While it remains unclear how the documents made it from the NJSP into Wambold's possession, one thing is clear: the disclosure was without authorization and is the subject of an investigation being conducted by the OPS. Jones Cert. ¶7. It was also a violation of the rules and regulations of the NJSP, and is a disciplinary offense. Id. The Court is therefore satisfied that the NJSP disclosure was inadvertent.
Wambold claims that the NJSP failed to take reasonable steps to prevent the disclosure, including failing to mark the Review Sheets with a confidential designation. Based on their treatment within the NJSP, however, the Review Sheets do not appear to be a class of documents ever intended to be released outside the department. As such, they would not necessarily be marked as confidential unless and until there was the intention to produce them. Indeed, as noted above, dissemination is considered a violation of the rules and regulations that govern the State Police, and is an offense that could lead to discipline. Jones Cert. ¶9. In such a case, it is credible that marking them as confidential may have seemed redundant given their usage and the regulatory strictures already in place. Based on the information in the record, the Court finds that the State took reasonable measures to ensure the confidentiality of the Review Sheets.
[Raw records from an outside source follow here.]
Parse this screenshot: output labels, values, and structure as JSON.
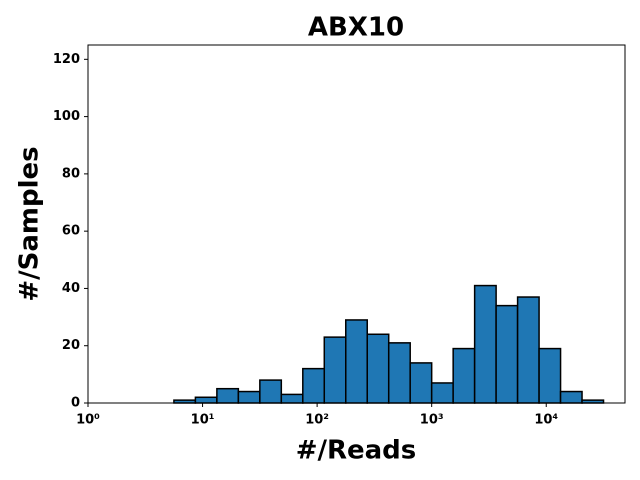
{
  "chart_data": {
    "type": "histogram",
    "title": "ABX10",
    "xlabel": "#/Reads",
    "ylabel": "#/Samples",
    "bins": [
      1,
      1.5399,
      2.3714,
      3.6517,
      5.6234,
      8.6596,
      13.335,
      20.535,
      31.623,
      48.697,
      74.989,
      115.48,
      177.83,
      273.84,
      421.7,
      649.38,
      1000,
      1539.9,
      2371.4,
      3651.7,
      5623.4,
      8659.6,
      13335,
      20535,
      31623,
      48697
    ],
    "values": [
      0,
      0,
      0,
      0,
      1,
      2,
      5,
      4,
      8,
      3,
      12,
      23,
      29,
      24,
      21,
      14,
      7,
      19,
      41,
      34,
      37,
      19,
      4,
      1,
      0
    ],
    "color": "#1f77b4",
    "edgecolor": "#000000",
    "xscale": "log",
    "xlim": [
      1,
      48697
    ],
    "xticks": [
      {
        "value": 1,
        "label": "10⁰"
      },
      {
        "value": 10,
        "label": "10¹"
      },
      {
        "value": 100,
        "label": "10²"
      },
      {
        "value": 1000,
        "label": "10³"
      },
      {
        "value": 10000,
        "label": "10⁴"
      }
    ],
    "ylim": [
      0,
      125
    ],
    "yticks": [
      0,
      20,
      40,
      60,
      80,
      100,
      120
    ],
    "grid": false
  }
}
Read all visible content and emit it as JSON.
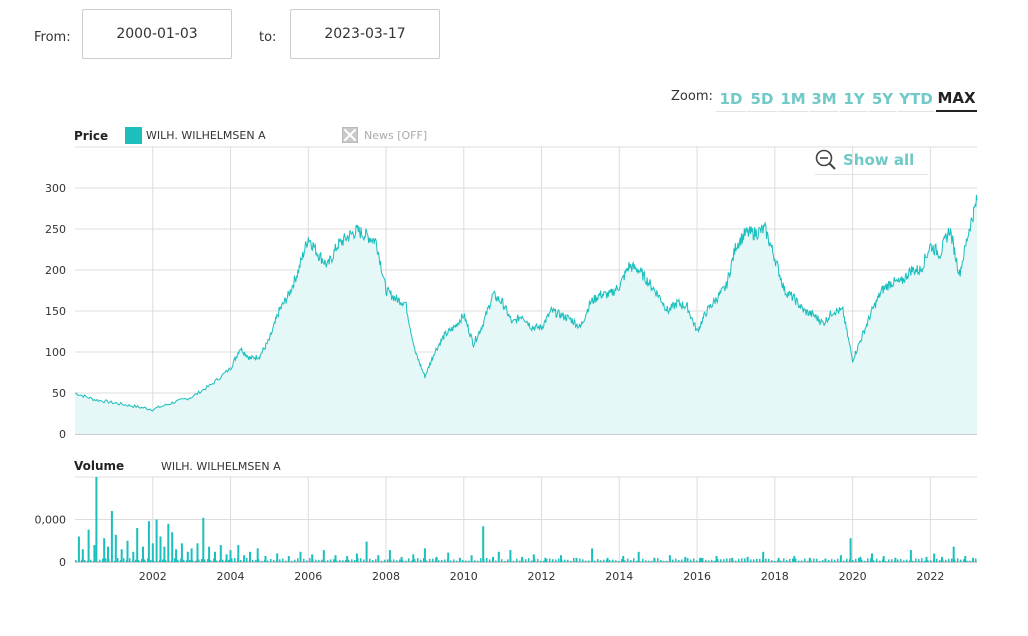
{
  "range": {
    "from_label": "From:",
    "from_value": "2000-01-03",
    "to_label": "to:",
    "to_value": "2023-03-17"
  },
  "zoom": {
    "label": "Zoom:",
    "buttons": [
      "1D",
      "5D",
      "1M",
      "3M",
      "1Y",
      "5Y",
      "YTD",
      "MAX"
    ],
    "active": "MAX"
  },
  "legend": {
    "price_title": "Price",
    "series_name": "WILH. WILHELMSEN A",
    "news_label": "News [OFF]",
    "volume_title": "Volume",
    "volume_series_name": "WILH. WILHELMSEN A"
  },
  "show_all_label": "Show all",
  "colors": {
    "series": "#1bbfbd",
    "area_fill": "#e5f7f6",
    "grid": "#dddddd",
    "accent": "#6fc9c7"
  },
  "icons": {
    "news_toggle": "close-icon",
    "show_all": "zoom-out-icon"
  },
  "chart_data": [
    {
      "type": "area",
      "title": "Price",
      "series": [
        {
          "name": "WILH. WILHELMSEN A",
          "x": [
            2000.0,
            2000.5,
            2001.0,
            2001.5,
            2002.0,
            2002.5,
            2003.0,
            2003.5,
            2004.0,
            2004.25,
            2004.5,
            2004.75,
            2005.0,
            2005.25,
            2005.5,
            2005.75,
            2006.0,
            2006.25,
            2006.5,
            2006.75,
            2007.0,
            2007.25,
            2007.5,
            2007.75,
            2008.0,
            2008.25,
            2008.5,
            2008.75,
            2009.0,
            2009.25,
            2009.5,
            2009.75,
            2010.0,
            2010.25,
            2010.5,
            2010.75,
            2011.0,
            2011.25,
            2011.5,
            2011.75,
            2012.0,
            2012.25,
            2012.5,
            2012.75,
            2013.0,
            2013.25,
            2013.5,
            2013.75,
            2014.0,
            2014.25,
            2014.5,
            2014.75,
            2015.0,
            2015.25,
            2015.5,
            2015.75,
            2016.0,
            2016.25,
            2016.5,
            2016.75,
            2017.0,
            2017.25,
            2017.5,
            2017.75,
            2018.0,
            2018.25,
            2018.5,
            2018.75,
            2019.0,
            2019.25,
            2019.5,
            2019.75,
            2020.0,
            2020.25,
            2020.5,
            2020.75,
            2021.0,
            2021.25,
            2021.5,
            2021.75,
            2022.0,
            2022.25,
            2022.5,
            2022.75,
            2023.0,
            2023.2
          ],
          "values": [
            50,
            42,
            38,
            34,
            30,
            38,
            45,
            60,
            80,
            105,
            92,
            95,
            115,
            150,
            170,
            200,
            240,
            220,
            205,
            230,
            240,
            248,
            242,
            235,
            175,
            165,
            160,
            100,
            70,
            100,
            120,
            130,
            145,
            110,
            135,
            170,
            160,
            135,
            145,
            130,
            130,
            150,
            145,
            140,
            130,
            160,
            170,
            170,
            180,
            205,
            200,
            185,
            170,
            150,
            160,
            155,
            125,
            150,
            165,
            180,
            230,
            245,
            245,
            250,
            215,
            175,
            165,
            150,
            145,
            135,
            150,
            150,
            90,
            120,
            150,
            175,
            185,
            185,
            200,
            200,
            230,
            220,
            250,
            195,
            250,
            285
          ]
        }
      ],
      "xlim": [
        2000,
        2023.2
      ],
      "ylim": [
        0,
        350
      ],
      "yticks": [
        0,
        50,
        100,
        150,
        200,
        250,
        300
      ],
      "grid": true
    },
    {
      "type": "bar",
      "title": "Volume",
      "series": [
        {
          "name": "WILH. WILHELMSEN A",
          "x": [
            2000.1,
            2000.2,
            2000.35,
            2000.5,
            2000.55,
            2000.75,
            2000.85,
            2000.95,
            2001.05,
            2001.2,
            2001.35,
            2001.5,
            2001.6,
            2001.75,
            2001.9,
            2002.0,
            2002.1,
            2002.2,
            2002.3,
            2002.4,
            2002.5,
            2002.6,
            2002.75,
            2002.9,
            2003.0,
            2003.15,
            2003.3,
            2003.45,
            2003.6,
            2003.75,
            2003.9,
            2004.0,
            2004.2,
            2004.35,
            2004.5,
            2004.7,
            2004.9,
            2005.2,
            2005.5,
            2005.8,
            2006.1,
            2006.4,
            2006.7,
            2007.0,
            2007.25,
            2007.5,
            2007.8,
            2008.1,
            2008.4,
            2008.7,
            2009.0,
            2009.3,
            2009.6,
            2009.9,
            2010.2,
            2010.5,
            2010.75,
            2010.9,
            2011.2,
            2011.5,
            2011.8,
            2012.1,
            2012.5,
            2012.9,
            2013.3,
            2013.7,
            2014.1,
            2014.5,
            2014.9,
            2015.3,
            2015.7,
            2016.1,
            2016.5,
            2016.9,
            2017.3,
            2017.7,
            2018.1,
            2018.5,
            2018.9,
            2019.3,
            2019.7,
            2019.95,
            2020.2,
            2020.5,
            2020.8,
            2021.1,
            2021.5,
            2021.9,
            2022.1,
            2022.3,
            2022.6,
            2022.9,
            2023.1
          ],
          "values": [
            30000,
            15000,
            38000,
            20000,
            100000,
            28000,
            18000,
            60000,
            32000,
            15000,
            25000,
            12000,
            40000,
            18000,
            48000,
            22000,
            50000,
            30000,
            18000,
            45000,
            35000,
            15000,
            22000,
            12000,
            16000,
            22000,
            52000,
            18000,
            12000,
            20000,
            9000,
            14000,
            20000,
            8000,
            12000,
            16000,
            7000,
            10000,
            7000,
            12000,
            9000,
            14000,
            8000,
            7000,
            10000,
            24000,
            8000,
            14000,
            6000,
            9000,
            16000,
            6000,
            11000,
            5000,
            8000,
            42000,
            6000,
            12000,
            14000,
            6000,
            9000,
            5000,
            8000,
            5000,
            16000,
            5000,
            7000,
            12000,
            5000,
            8000,
            6000,
            5000,
            7000,
            5000,
            6000,
            12000,
            5000,
            7000,
            5000,
            4000,
            8000,
            28000,
            6000,
            10000,
            7000,
            5000,
            14000,
            6000,
            10000,
            6000,
            18000,
            7000,
            5000
          ]
        }
      ],
      "xticks": [
        "2002",
        "2004",
        "2006",
        "2008",
        "2010",
        "2012",
        "2014",
        "2016",
        "2018",
        "2020",
        "2022"
      ],
      "yticks": [
        "0",
        "0,000"
      ],
      "ylim": [
        0,
        100000
      ],
      "grid": true
    }
  ]
}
Wambold further contends that the NJSP delayed by failing to file its Clawback Motion until approximately ten weeks after the Review Sheets were inadvertently disclosed. Wambold, however, ignores that when counsel referenced the Review Sheets in his proposed amended pleading, the NJSP responded shortly thereafter, asserting that the documents were privileged and requesting their return. Sciarra Cert. ¶16. Wambold, through his counsel, refused to return the Review Sheets, and "implored them to file an application." Id. The issue was then addressed several times during case management conferences and the undersigned instructed the NJSP and Wambold to engage in the meet and confer process to see if they could resolve their dispute with regard to the Review Sheets. When that failed, the undersigned set a schedule for the filing of a motion, which the State followed.
Under the circumstances and given the NJSP's prompt demand for the return of the documents, as well as its compliance with the instructions of the undersigned's first to attempt to resolve the issue and then to file its motion for the return of the documents, the Court finds that the NJSP took reasonable steps to procure the return of the Review Sheets.
Accordingly, this Court finds that the Review Sheets are protected by the deliberative process privilege. The Court also finds that the privilege has not been waived, and the Review Sheets should therefore be returned to the State, along with an identification of any individuals to whom the Review Sheets have been disseminated.
For the foregoing reasons, and for good cause shown,
IT IS on this 20th day of September, 2013,
ORDERED that the NJSP's Motion for Return of Documents [Docket Entry No. 75] is GRANTED and Wambold is hereby ordered to return the Review Sheets to counsel for the NJSP and to identify any individuals to whom the Review Sheets were disseminated within 10 days of entry of this Order.